No es la primera vez que se expone con sentido intencional, entre crítico y postmoderno, entre la historia y la tendencia, la obra de Luis Moya Blanco. Arquitecto, profesor, crítico y académico, Moya ató su vida a su arquitectura, o al revés, según quien mire, como en las viejas leyendas sobre las biografías de arquitectos. Soñó incluso un vuelo de ícaro, se aproximó al sol y continuó en solitario su trayectoria, como ajeno al tiempo y, sobre todo, a la historia. Por eso su arquitectura, más que franquista o falangista, más que antimoderna o clasicista, es una arquitectura atemporal y cuando la ceñía al oficio de constructor, cuando parecía hacerse realista, se convertía en una arquitectura de resistencia, a pesar de que algunos críticos contemporáneos hayan establecido una relación mítica entre sus Bóvedas tabicadas (1947) y la obra teórica de Le Corbusier, por poner un ejemplo. Militó siempre en la arquitectura como construcción y en la tradición, entendidas ambas en su condición antimoderna, y para exaltar su posición de rechazo y de renuncia cambió de escala el arte de la albañilería y los elementos tradicionales, fueran estos formas, tipos o materiales, como si monumentalizando los detalles o los fragmentos se pudiera construir un monumento con significado colectivo, que, si no, no tiene sentido un monumento. Que se empeñó en construirlo parece evidente, desde la publicación, en 1942, en la revista de Falange, Vértice, de su Sueño Arquitectónico para una exaltación Nacional hasta la construcción de las Universidades Laborales, de Gijón (1945-1957) y de Zaragoza (1947).

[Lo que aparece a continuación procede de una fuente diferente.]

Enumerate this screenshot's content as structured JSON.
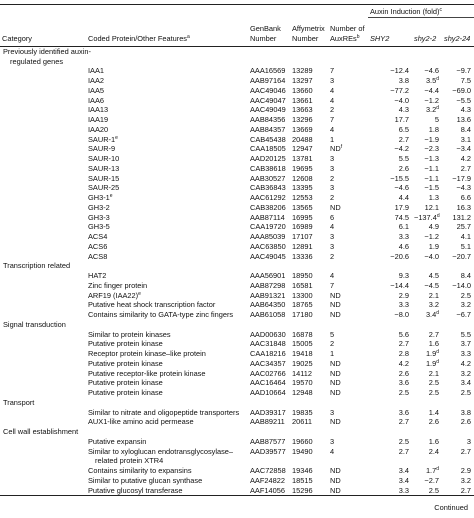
{
  "header": {
    "category": "Category",
    "protein": {
      "text": "Coded Protein/Other Features",
      "sup": "a"
    },
    "genbank": "GenBank Number",
    "affymetrix": "Affymetrix Number",
    "auxres": {
      "text": "Number of AuxREs",
      "sup": "b"
    },
    "induction": {
      "text": "Auxin Induction (fold)",
      "sup": "c"
    },
    "lines": [
      "SHY2",
      "shy2-2",
      "shy2-24"
    ]
  },
  "sections": [
    {
      "label": "Previously identified auxin-regulated genes",
      "rows": [
        {
          "bold": true,
          "cells": [
            "IAA1",
            "AAA16569",
            "13289",
            "7",
            "−12.4",
            "−4.6",
            "−9.7"
          ]
        },
        {
          "bold": true,
          "cells": [
            "IAA2",
            "AAB97164",
            "13297",
            "3",
            "3.8",
            {
              "text": "3.5",
              "sup": "d"
            },
            "7.5"
          ]
        },
        {
          "bold": true,
          "cells": [
            "IAA5",
            "AAC49046",
            "13660",
            "4",
            "−77.2",
            "−4.4",
            "−69.0"
          ]
        },
        {
          "bold": true,
          "cells": [
            "IAA6",
            "AAC49047",
            "13661",
            "4",
            "−4.0",
            "−1.2",
            "−5.5"
          ]
        },
        {
          "bold": true,
          "cells": [
            "IAA13",
            "AAC49049",
            "13663",
            "2",
            "4.3",
            {
              "text": "3.2",
              "sup": "d"
            },
            "4.3"
          ]
        },
        {
          "bold": true,
          "cells": [
            "IAA19",
            "AAB84356",
            "13296",
            "7",
            "17.7",
            "5",
            "13.6"
          ]
        },
        {
          "bold": true,
          "cells": [
            "IAA20",
            "AAB84357",
            "13669",
            "4",
            "6.5",
            "1.8",
            "8.4"
          ]
        },
        {
          "bold": true,
          "cells": [
            {
              "text": "SAUR-1",
              "sup": "e"
            },
            "CAB45438",
            "20488",
            "1",
            "2.7",
            "−1.9",
            "3.1"
          ]
        },
        {
          "bold": false,
          "cells": [
            "SAUR-9",
            "CAA18505",
            "12947",
            {
              "text": "ND",
              "sup": "f"
            },
            "−4.2",
            "−2.3",
            "−3.4"
          ]
        },
        {
          "bold": true,
          "cells": [
            "SAUR-10",
            "AAD20125",
            "13781",
            "3",
            "5.5",
            "−1.3",
            "4.2"
          ]
        },
        {
          "bold": true,
          "cells": [
            "SAUR-13",
            "CAB38618",
            "19695",
            "3",
            "2.6",
            "−1.1",
            "2.7"
          ]
        },
        {
          "bold": true,
          "cells": [
            "SAUR-15",
            "AAB30527",
            "12608",
            "2",
            "−15.5",
            "−1.1",
            "−17.9"
          ]
        },
        {
          "bold": true,
          "cells": [
            "SAUR-25",
            "CAB36843",
            "13395",
            "3",
            "−4.6",
            "−1.5",
            "−4.3"
          ]
        },
        {
          "bold": true,
          "cells": [
            {
              "text": "GH3-1",
              "sup": "e"
            },
            "AAC61292",
            "12553",
            "2",
            "4.4",
            "1.3",
            "6.6"
          ]
        },
        {
          "bold": false,
          "cells": [
            "GH3-2",
            "CAB38206",
            "13565",
            "ND",
            "17.9",
            "12.1",
            "16.3"
          ]
        },
        {
          "bold": true,
          "cells": [
            "GH3-3",
            "AAB87114",
            "16995",
            "6",
            "74.5",
            {
              "text": "−137.4",
              "sup": "d"
            },
            "131.2"
          ]
        },
        {
          "bold": true,
          "cells": [
            "GH3-5",
            "CAA19720",
            "16989",
            "4",
            "6.1",
            "4.9",
            "25.7"
          ]
        },
        {
          "bold": true,
          "cells": [
            "ACS4",
            "AAA85039",
            "17107",
            "3",
            "3.3",
            "−1.2",
            "4.1"
          ]
        },
        {
          "bold": true,
          "cells": [
            "ACS6",
            "AAC63850",
            "12891",
            "3",
            "4.6",
            "1.9",
            "5.1"
          ]
        },
        {
          "bold": true,
          "cells": [
            "ACS8",
            "AAC49045",
            "13336",
            "2",
            "−20.6",
            "−4.0",
            "−20.7"
          ]
        }
      ]
    },
    {
      "label": "Transcription related",
      "rows": [
        {
          "bold": true,
          "cells": [
            "HAT2",
            "AAA56901",
            "18950",
            "4",
            "9.3",
            "4.5",
            "8.4"
          ]
        },
        {
          "bold": true,
          "cells": [
            "Zinc finger protein",
            "AAB87298",
            "16581",
            "7",
            "−14.4",
            "−4.5",
            "−14.0"
          ]
        },
        {
          "bold": false,
          "cells": [
            {
              "text": "ARF19 (IAA22)",
              "sup": "e"
            },
            "AAB91321",
            "13300",
            "ND",
            "2.9",
            "2.1",
            "2.5"
          ]
        },
        {
          "bold": false,
          "cells": [
            "Putative heat shock transcription factor",
            "AAB64350",
            "18765",
            "ND",
            "3.3",
            "3.2",
            "3.2"
          ]
        },
        {
          "bold": false,
          "cells": [
            "Contains similarity to GATA-type zinc fingers",
            "AAB61058",
            "17180",
            "ND",
            "−8.0",
            {
              "text": "3.4",
              "sup": "d"
            },
            "−6.7"
          ]
        }
      ]
    },
    {
      "label": "Signal transduction",
      "rows": [
        {
          "bold": true,
          "cells": [
            "Similar to protein kinases",
            "AAD00630",
            "16878",
            "5",
            "5.6",
            "2.7",
            "5.5"
          ]
        },
        {
          "bold": true,
          "cells": [
            "Putative protein kinase",
            "AAC31848",
            "15005",
            "2",
            "2.7",
            "1.6",
            "3.7"
          ]
        },
        {
          "bold": true,
          "cells": [
            "Receptor protein kinase–like protein",
            "CAA18216",
            "19418",
            "1",
            "2.8",
            {
              "text": "1.9",
              "sup": "d"
            },
            "3.3"
          ]
        },
        {
          "bold": false,
          "cells": [
            "Putative protein kinase",
            "AAC34357",
            "19025",
            "ND",
            "4.2",
            {
              "text": "1.9",
              "sup": "d"
            },
            "4.2"
          ]
        },
        {
          "bold": false,
          "cells": [
            "Putative receptor-like protein kinase",
            "AAC02766",
            "14112",
            "ND",
            "2.6",
            "2.1",
            "3.2"
          ]
        },
        {
          "bold": false,
          "cells": [
            "Putative protein kinase",
            "AAC16464",
            "19570",
            "ND",
            "3.6",
            "2.5",
            "3.4"
          ]
        },
        {
          "bold": false,
          "cells": [
            "Putative protein kinase",
            "AAD10664",
            "12948",
            "ND",
            "2.5",
            "2.5",
            "2.5"
          ]
        }
      ]
    },
    {
      "label": "Transport",
      "rows": [
        {
          "bold": true,
          "cells": [
            "Similar to nitrate and oligopeptide transporters",
            "AAD39317",
            "19835",
            "3",
            "3.6",
            "1.4",
            "3.8"
          ]
        },
        {
          "bold": false,
          "cells": [
            "AUX1-like amino acid permease",
            "AAB89211",
            "20611",
            "ND",
            "2.7",
            "2.6",
            "2.6"
          ]
        }
      ]
    },
    {
      "label": "Cell wall establishment",
      "rows": [
        {
          "bold": true,
          "cells": [
            "Putative expansin",
            "AAB87577",
            "19660",
            "3",
            "2.5",
            "1.6",
            "3"
          ]
        },
        {
          "bold": true,
          "cells": [
            "Similar to xyloglucan endotransglycosylase–related protein XTR4",
            "AAD39577",
            "19490",
            "4",
            "2.7",
            "2.4",
            "2.7"
          ]
        },
        {
          "bold": false,
          "cells": [
            "Contains similarity to expansins",
            "AAC72858",
            "19346",
            "ND",
            "3.4",
            {
              "text": "1.7",
              "sup": "d"
            },
            "2.9"
          ]
        },
        {
          "bold": false,
          "cells": [
            "Similar to putative glucan synthase",
            "AAF24822",
            "18515",
            "ND",
            "3.4",
            "−2.7",
            "3.2"
          ]
        },
        {
          "bold": false,
          "cells": [
            "Putative glucosyl transferase",
            "AAF14056",
            "15296",
            "ND",
            "3.3",
            "2.5",
            "2.7"
          ]
        }
      ]
    }
  ],
  "footer": "Continued"
}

Monumentalizar la tradición fue, sin duda, el gran programa arquitectónico y vital de Moya, como quien exalta lo que desaparece como quien retóricamente se abraza al desmoronamiento de un edificio. Por eso su arquitectura no puede ser definida como la del gran arquitecto clásico del siglo XX, ni menos intentar leer lo que no pudieron ni quisieron ser sus arquitecturas, una lectura clásica de la modernidad. Primero, porque sus collages de fragmentos monumentalizados no permiten una interpretación cubista, ni sus lenguajes una aproximación surrealista, ni su supuesto clasicismo es compatible con las tradiciones tipológicas, formales o constructivas nacionales. Nada hay tan alejado de lo clásico como las tradiciones nacionales. Por eso no fue, ni pudo, ni quiso ser, a pesar de todo, ni un Lutyens castizo, ni un Le Corbusier nacional. Es más, se situó siempre tan al margen de la ciudad moderna que su arquitectura no puede interpretarse como una alternativa clásica a lo metropolitano, a lo moderno, sino como su rechazo. Por eso, casi siempre construyó lejos, ajeno a lo urbano, ensimismado en la tradición, constructiva o de oficio, algo que además describió en sus ensayos históricos y críticos como pocos.

Por todo esto, una exposición sobre Luis Moya es siempre una atractiva excusa para refinar los instrumentos críticos e historiográficos de los historiadores y de los arquitectos y para mostrar también sus insuficiencias.